The second level of delay is getting to the hospital (transport challenges in remote areas) while the third level is delays in hospital.

“We are getting more women to hospital but we must ensure that when they arrive they get the best care possible. We have made progress in maternal health in the last few years but not as much as we wanted,” says Dr Sheikh.

In the 16 years to 2014 the maternal death rate per 100,000 live births dropped by 38 per cent from 590 to 362. Kenya’s Millennium Development Goal that expired in 2015 aimed to reduce the rate to 147 deaths per 100,000 live births.
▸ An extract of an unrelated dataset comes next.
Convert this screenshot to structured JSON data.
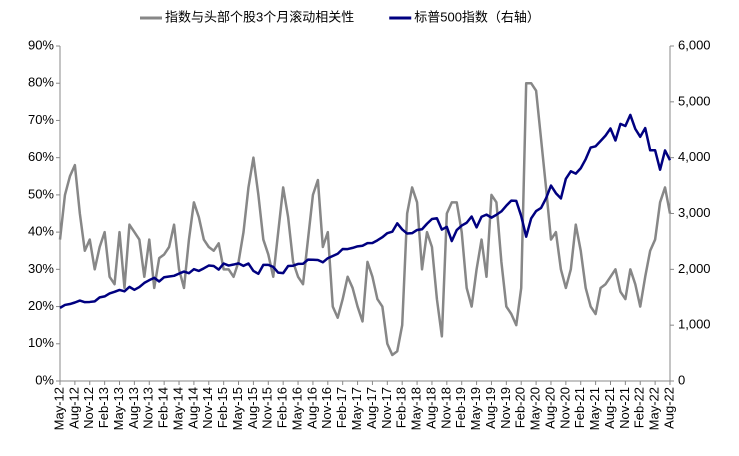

On Wednesday, February 28, the Ministry of Health will launch the report and the policy documents that will guide the response to the issues raised in the study.

Dr Sheikh says that the ministry is already training health workers like nurses in management of the implementation of the national emergency obstetric care protocols.

“No woman should die in a health facility because of staff, equipment and supplies issues,” says Dr Sheikh.

About 93 percent (446) of the case notes reviewed were from public health facilities of which 62 per cent (301) were from county referral hospitals, national teaching and referral hospitals (20 per cent), sub-county hospitals (10 per cent), and private and faith-based hospitals (eight per cent).